By Hiroshi Hiyama ,AFP

TOKYO — An unprecedented campaign by Japanese Prime Minister Shinzo Abe to revive the nation’s economy is paying early dividends and earning praise, but analysts say the tough work still lies ahead. Nearly a year after sweeping national elections on a ticket to revitalize the world’s third largest economy, Abe is basking in high approval ratings — and it’s not hard to see why. The stock market is up about 40 percent from the start of the year, driven by a sharply weaker yen, which is boosting profits at major exporters such as Toyota and Sony, while confidence among Japan’s biggest manufacturers sits at its highest level in more than five years. The long-suffering economy — spurred by government stimulus spending and central bank monetary easing, a policy mix dubbed Abenomics — is growing at a 3.8 percent annualized rate, outpacing other G7 nations. And victory in July upper-house elections has effectively silenced the opposition with no national polls in sight for at least three years. That gave Abe enough legislative muscle to smash through the political paralysis that had doomed his immediate predecessors.
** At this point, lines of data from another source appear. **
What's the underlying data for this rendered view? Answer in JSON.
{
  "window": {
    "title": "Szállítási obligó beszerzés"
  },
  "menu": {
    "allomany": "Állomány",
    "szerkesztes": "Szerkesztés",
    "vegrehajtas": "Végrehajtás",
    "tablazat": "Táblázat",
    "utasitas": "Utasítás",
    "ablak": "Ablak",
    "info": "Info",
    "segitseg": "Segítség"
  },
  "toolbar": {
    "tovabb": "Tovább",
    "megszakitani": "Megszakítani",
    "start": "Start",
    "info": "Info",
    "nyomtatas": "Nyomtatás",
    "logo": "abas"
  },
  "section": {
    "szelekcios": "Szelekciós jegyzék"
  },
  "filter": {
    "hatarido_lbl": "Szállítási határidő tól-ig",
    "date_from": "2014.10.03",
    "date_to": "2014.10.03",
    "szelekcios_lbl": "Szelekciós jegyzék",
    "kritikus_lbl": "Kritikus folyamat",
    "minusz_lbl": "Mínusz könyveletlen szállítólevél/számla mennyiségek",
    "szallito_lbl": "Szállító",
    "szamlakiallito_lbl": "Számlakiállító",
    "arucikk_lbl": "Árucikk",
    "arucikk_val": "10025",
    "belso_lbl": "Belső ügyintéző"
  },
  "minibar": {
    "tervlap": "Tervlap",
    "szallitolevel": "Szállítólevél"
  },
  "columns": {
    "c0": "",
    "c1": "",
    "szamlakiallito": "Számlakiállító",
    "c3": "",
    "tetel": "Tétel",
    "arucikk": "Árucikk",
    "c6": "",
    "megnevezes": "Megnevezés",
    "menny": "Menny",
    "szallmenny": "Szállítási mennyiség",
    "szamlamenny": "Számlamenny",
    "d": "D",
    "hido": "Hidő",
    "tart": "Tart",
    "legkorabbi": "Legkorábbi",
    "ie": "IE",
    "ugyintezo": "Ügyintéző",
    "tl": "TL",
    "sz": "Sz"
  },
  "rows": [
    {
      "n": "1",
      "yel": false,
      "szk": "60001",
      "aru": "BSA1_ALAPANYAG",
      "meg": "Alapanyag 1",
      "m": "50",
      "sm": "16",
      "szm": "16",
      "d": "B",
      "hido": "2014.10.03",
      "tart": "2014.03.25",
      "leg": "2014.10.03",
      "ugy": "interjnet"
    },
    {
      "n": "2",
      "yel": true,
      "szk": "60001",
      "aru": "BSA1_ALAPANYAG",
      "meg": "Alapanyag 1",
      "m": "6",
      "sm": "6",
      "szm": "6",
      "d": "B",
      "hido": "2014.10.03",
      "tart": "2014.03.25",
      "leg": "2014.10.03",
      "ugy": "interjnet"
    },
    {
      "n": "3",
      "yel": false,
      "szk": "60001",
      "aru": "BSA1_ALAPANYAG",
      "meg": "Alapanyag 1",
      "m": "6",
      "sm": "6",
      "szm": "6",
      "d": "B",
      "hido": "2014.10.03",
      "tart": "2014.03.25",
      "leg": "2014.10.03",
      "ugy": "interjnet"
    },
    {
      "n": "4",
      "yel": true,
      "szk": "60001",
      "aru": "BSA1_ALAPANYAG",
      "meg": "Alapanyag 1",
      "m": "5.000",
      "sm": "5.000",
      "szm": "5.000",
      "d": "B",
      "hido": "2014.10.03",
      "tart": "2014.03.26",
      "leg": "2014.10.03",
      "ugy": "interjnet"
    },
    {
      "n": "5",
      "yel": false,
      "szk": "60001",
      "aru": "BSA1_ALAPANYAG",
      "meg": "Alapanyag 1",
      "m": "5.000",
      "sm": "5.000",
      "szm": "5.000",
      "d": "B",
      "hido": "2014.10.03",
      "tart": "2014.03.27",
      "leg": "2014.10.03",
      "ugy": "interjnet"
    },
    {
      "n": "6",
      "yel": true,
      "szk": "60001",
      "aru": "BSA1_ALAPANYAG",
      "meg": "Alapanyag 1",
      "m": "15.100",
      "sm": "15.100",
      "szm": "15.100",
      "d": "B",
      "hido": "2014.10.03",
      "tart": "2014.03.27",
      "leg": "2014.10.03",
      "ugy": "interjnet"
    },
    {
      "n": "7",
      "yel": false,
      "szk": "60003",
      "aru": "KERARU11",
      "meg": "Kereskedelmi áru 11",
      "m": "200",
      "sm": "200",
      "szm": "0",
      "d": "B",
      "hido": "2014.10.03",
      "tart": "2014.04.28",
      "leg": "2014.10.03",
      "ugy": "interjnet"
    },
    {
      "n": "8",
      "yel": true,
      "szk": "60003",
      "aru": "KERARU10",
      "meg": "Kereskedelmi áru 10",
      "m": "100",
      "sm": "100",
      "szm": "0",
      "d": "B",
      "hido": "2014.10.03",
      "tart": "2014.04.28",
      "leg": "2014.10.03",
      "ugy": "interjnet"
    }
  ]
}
On Tuesday, he vowed to go ahead with a plan to hike Japan’s sales taxes, a decision supported and derided in equal measure, opinion polls show, but one seen as critical to shrinking Japan’s massive national debt. Abe is the first premier in 15 years to attempt a tax rise, a rare example of risk-taking in the country’s political scene but one that proved career-ending for previous leaders. Masaaki Kanno, managing director of economic research at J.P. Morgan, said “all conditions were right” to raise the levy. “The political environment is unusually stable,” said Kanno, who was among 60 economists and business leaders advising Abe on the pros and cons of the move. “I am very bullish on Japan. We are getting out of deflation.” Kanno is not alone in his assessment on the grand experiment to fix Japan’s once world-beating economy. Abe’s hand-picked Bank of Japan chief Haruhiko Kuroda played his part with a huge monetary easing scheme launched in April. The yen has lost about a quarter of its value against the dollar since Abe’s promise while in opposition in November to push through such a program. A Bank of Japan (BOJ) target to reach two-percent inflation in as many years was cited as key to ending years of deflation as falling prices weighed on private spending and stifled business investment. Abe’s supporters say the cheaper currency’s boost to corporate earnings should eventually push up wages and shareholder dividends, in turn lifting spending among the country’s 128 million people. But appeals for the corporate sector to hike wages have largely fallen on deaf ears so far. “If Abe fails to persuade companies to raise wages, the risks of entering another deep phase of deflation will increase,” said Yoshikiyo Shimamine, executive chief economist at Dai-ichi Life Research Institute. “Japan’s economy is approaching a critical stage.”